Roundtable, I know how you feel I am in a situation where my wife of 24 years has checked out and plans on leaveing. I have taken the advice of others here. Take care of your self and kids if any. Let her do what she has to do because she is going to do it anyway. It has been a few weeks for me and I am feeling better. Yes, it hurts and it will contiune to hurt. I still don't sleep at night but I am a better person with the changes I have made.
Hang in there


----------



## Roundtable (Oct 4, 2009)

tryingtocope, thanks. It has been hard on me as well. The first 3 weeks were a nightmare. I wouldn't sleep much, smoked way to much, and lost 30 lbs in 29 days. On a posative side, I am now back to what I weighed in college. No love handles or beer gut, not that I had much anyway. It has gotten a little better in the 2 months since this came out. I sleep well, am trying to eat well, work out, and have accepted that I can't change her, only the things in myself that need changing. I stay posative around her, while trying to do my own thing so I don't look like I am waiting around for her. Inside I am just wanting to hold her in my arms and feel the love of my wife, but that time may not come. Time will tell.


----------



## tryingtocope24 (Sep 27, 2009)

wow we might as well be twins, my situation started april 1 got better then got worse. After her first meeting with the counsler it caved in. that was oct. 7. But she said 3 times she was leaving so it was not a shock. She has a decition to make not me. Time will tell for me to


----------



## Inturmoil (Sep 22, 2009)

Round & tryingtocope......it's nice to see someone else is in the same exact boat I am in.....13 yrs married with 2 kids and I got the same exact scenario....EA....said she is done...completely shut down her feelings...I am getting to the point where I can accept it but I am not there yet......keep your chin up...I am sure it will get better for all of us....whether we think it will or not right now.


----------



## Amplexor (Feb 13, 2008)

Roundtable said:


> . I can not understand how after 12 years together she can just shut down her feelings for me. Can any woman clue me in to what she may be feeling or thinking?

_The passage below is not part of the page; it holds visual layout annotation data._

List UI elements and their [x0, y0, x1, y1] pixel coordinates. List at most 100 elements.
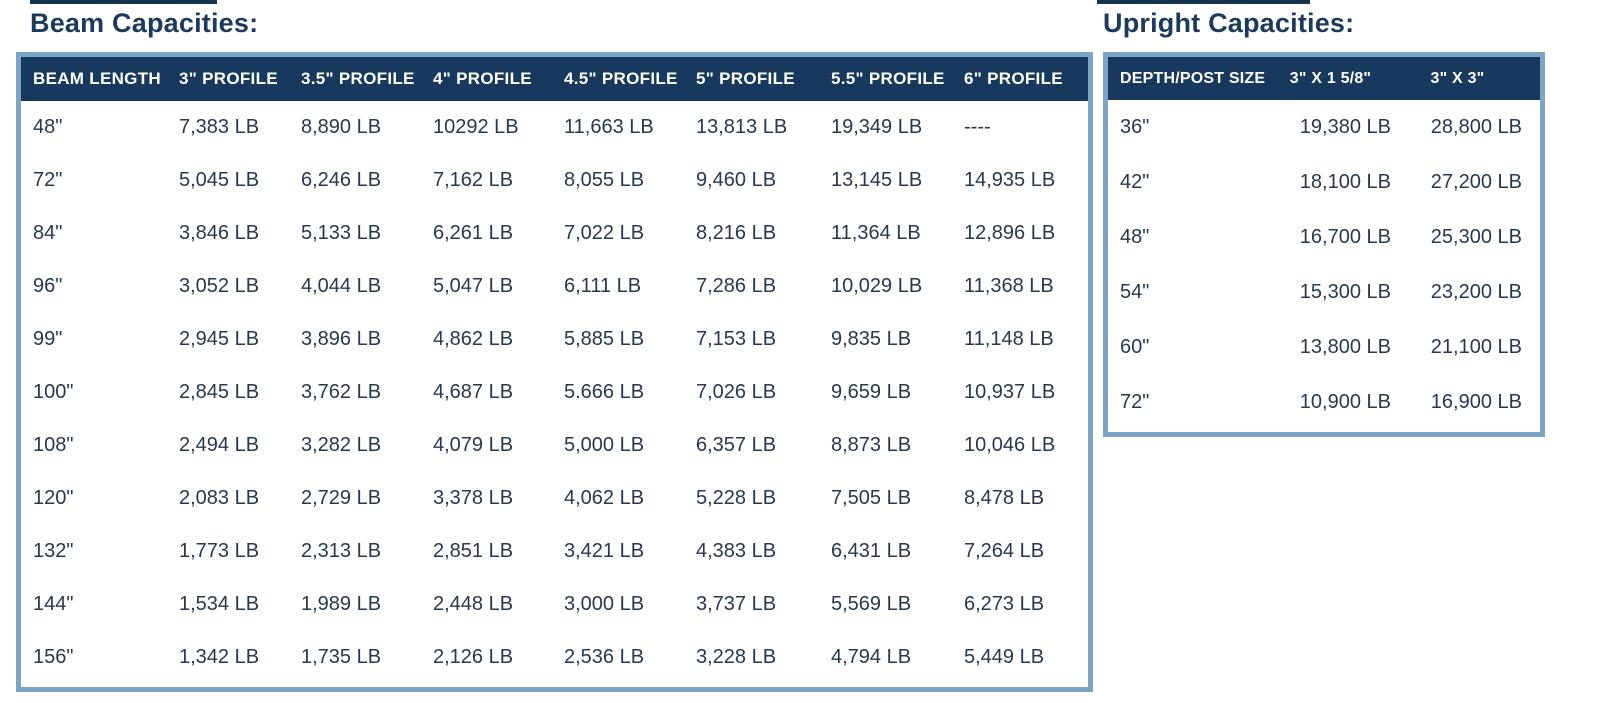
table-cell: 2,851 LB: [433, 540, 514, 562]
table-cell: 28,800 LB: [1430, 116, 1522, 138]
table-cell: 3,378 LB: [433, 487, 514, 509]
column-header: 4.5" PROFILE: [552, 57, 684, 101]
table-cell: 19,349 LB: [831, 116, 923, 138]
table-cell: 16,900 LB: [1430, 391, 1522, 413]
upright-capacities-table: DEPTH/POST SIZE 3" X 1 5/8" 3" X 3" 36" 19,3…: [1108, 57, 1540, 430]
table-cell: 3,052 LB: [179, 275, 260, 297]
table-cell: 3,000 LB: [564, 593, 645, 615]
table-cell: 36": [1120, 116, 1150, 138]
table-row: 156" 1,342 LB 1,735 LB 2,126 LB 2,536 LB 3,22…: [21, 631, 1088, 684]
header-row: DEPTH/POST SIZE 3" X 1 5/8" 3" X 3": [1108, 57, 1540, 100]
table-cell: 7,022 LB: [564, 222, 645, 244]
table-cell: 156": [33, 646, 74, 668]
column-header: 3" X 1 5/8": [1268, 57, 1393, 100]
table-cell: 4,062 LB: [564, 487, 645, 509]
table-cell: 9,835 LB: [831, 328, 912, 350]
column-header: 6" PROFILE: [952, 57, 1088, 101]
table-cell: 6,111 LB: [564, 275, 642, 297]
table-cell: 3,421 LB: [564, 540, 645, 562]
table-cell: 5,047 LB: [433, 275, 514, 297]
table-row: 99" 2,945 LB 3,896 LB 4,862 LB 5,885 LB 7,153…: [21, 313, 1088, 366]
table-cell: 21,100 LB: [1430, 336, 1522, 358]
table-cell: 96": [33, 275, 63, 297]
table-cell: 10292 LB: [433, 116, 519, 138]
table-cell: 1,773 LB: [179, 540, 260, 562]
column-header: 4" PROFILE: [421, 57, 552, 101]
table-row: 132" 1,773 LB 2,313 LB 2,851 LB 3,421 LB 4,38…: [21, 525, 1088, 578]
table-cell: 23,200 LB: [1430, 281, 1522, 303]
table-cell: 8,478 LB: [964, 487, 1045, 509]
table-row: 42" 18,100 LB 27,200 LB: [1108, 155, 1540, 210]
table-row: 48" 16,700 LB 25,300 LB: [1108, 210, 1540, 265]
column-header: 3" PROFILE: [167, 57, 289, 101]
table-cell: 4,383 LB: [696, 540, 777, 562]
table-cell: 5,569 LB: [831, 593, 912, 615]
table-cell: 5,133 LB: [301, 222, 382, 244]
table-cell: 72": [1120, 391, 1150, 413]
table-cell: 4,862 LB: [433, 328, 514, 350]
column-header: BEAM LENGTH: [21, 57, 167, 101]
table-cell: 11,368 LB: [964, 275, 1054, 297]
upright-capacities-table-container: DEPTH/POST SIZE 3" X 1 5/8" 3" X 3" 36" 19,3…: [1103, 52, 1545, 437]
table-cell: 60": [1120, 336, 1150, 358]
table-row: 60" 13,800 LB 21,100 LB: [1108, 320, 1540, 375]
table-cell: 5.666 LB: [564, 381, 645, 403]
table-row: 54" 15,300 LB 23,200 LB: [1108, 265, 1540, 320]
table-row: 108" 2,494 LB 3,282 LB 4,079 LB 5,000 LB 6,35…: [21, 419, 1088, 472]
table-cell: 84": [33, 222, 63, 244]
table-cell: 12,896 LB: [964, 222, 1056, 244]
beam-capacities-table-container: BEAM LENGTH 3" PROFILE 3.5" PROFILE 4" PROF…: [16, 52, 1093, 692]
table-cell: 13,145 LB: [831, 169, 923, 191]
table-cell: 3,896 LB: [301, 328, 382, 350]
table-cell: 4,044 LB: [301, 275, 382, 297]
upright-capacities-title: Upright Capacities:: [1103, 8, 1355, 38]
table-cell: 8,890 LB: [301, 116, 382, 138]
table-cell: 7,383 LB: [179, 116, 260, 138]
table-cell: 100": [33, 381, 74, 403]
table-cell: 11,663 LB: [564, 116, 654, 138]
table-cell: 2,845 LB: [179, 381, 260, 403]
table-row: 72" 10,900 LB 16,900 LB: [1108, 375, 1540, 430]
table-cell: 6,246 LB: [301, 169, 382, 191]
column-header: 3.5" PROFILE: [289, 57, 421, 101]
table-cell: 132": [33, 540, 74, 562]
column-header: 5.5" PROFILE: [819, 57, 952, 101]
table-cell: 42": [1120, 171, 1150, 193]
table-cell: 7,026 LB: [696, 381, 777, 403]
table-cell: 5,449 LB: [964, 646, 1045, 668]
table-cell: 6,431 LB: [831, 540, 912, 562]
table-cell: 1,534 LB: [179, 593, 260, 615]
table-cell: 13,813 LB: [696, 116, 788, 138]
column-header: 3" X 3": [1393, 57, 1540, 100]
table-cell: 3,737 LB: [696, 593, 777, 615]
table-cell: 9,460 LB: [696, 169, 777, 191]
table-cell: 2,448 LB: [433, 593, 514, 615]
table-row: 72" 5,045 LB 6,246 LB 7,162 LB 8,055 LB 9,460…: [21, 154, 1088, 207]
table-cell: 4,687 LB: [433, 381, 514, 403]
column-header: 5" PROFILE: [684, 57, 819, 101]
table-cell: 7,153 LB: [696, 328, 777, 350]
table-cell: 8,216 LB: [696, 222, 777, 244]
table-cell: 1,342 LB: [179, 646, 260, 668]
table-cell: 72": [33, 169, 63, 191]
beam-capacities-title: Beam Capacities:: [30, 8, 259, 38]
table-cell: 2,729 LB: [301, 487, 382, 509]
table-row: 36" 19,380 LB 28,800 LB: [1108, 100, 1540, 155]
table-row: 120" 2,083 LB 2,729 LB 3,378 LB 4,062 LB 5,22…: [21, 472, 1088, 525]
table-cell: 16,700 LB: [1299, 226, 1391, 248]
table-cell: 5,228 LB: [696, 487, 777, 509]
table-cell: 6,273 LB: [964, 593, 1045, 615]
table-row: 100" 2,845 LB 3,762 LB 4,687 LB 5.666 LB 7,02…: [21, 366, 1088, 419]
table-cell: 2,536 LB: [564, 646, 645, 668]
cropped-content-artifact: [1097, 0, 1310, 4]
table-cell: 10,900 LB: [1299, 391, 1391, 413]
table-cell: 10,046 LB: [964, 434, 1056, 456]
table-cell: 7,286 LB: [696, 275, 777, 297]
table-cell: 10,937 LB: [964, 381, 1056, 403]
table-cell: 5,045 LB: [179, 169, 260, 191]
table-cell: ----: [964, 116, 991, 138]
table-cell: 48": [33, 116, 63, 138]
table-row: 96" 3,052 LB 4,044 LB 5,047 LB 6,111 LB 7,286…: [21, 260, 1088, 313]
table-cell: 3,282 LB: [301, 434, 382, 456]
table-cell: 5,885 LB: [564, 328, 645, 350]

I'm not a woman but I did stay at a Holiday Inn last night. 

I is unlikely your wife just shut down her emotions overnight. It was probably a gradual process and led to the EA. I've been through it too and we survived after a very long recovery. See "When is enough, enough" if you haven't already. Her vision is jaded because of TOM. Even if he is a loser her bond to him can be tight. In order to recover she will need to end all contact at some point. You are right, you cannot change her. Change yourself in the areas she feels the marriage is missing. Be strong and confident around her. Be consistent in your actions. Strap in, it will take time but it can recover. I heard many of the same things from my wife.


----------



## Roundtable (Oct 4, 2009)

I am so glad I stumbled upon this forum while trying to learn about how to save my marriage. About 1 1/2 months ago I was thinking of ways to end it, and make the pain stop, but I have since learned alot, and see that there are others here in my same boat, and that we can help each other cope with our pain. I hope the best for all our relationships however they turn out. Thankyou all! We will get through this.


----------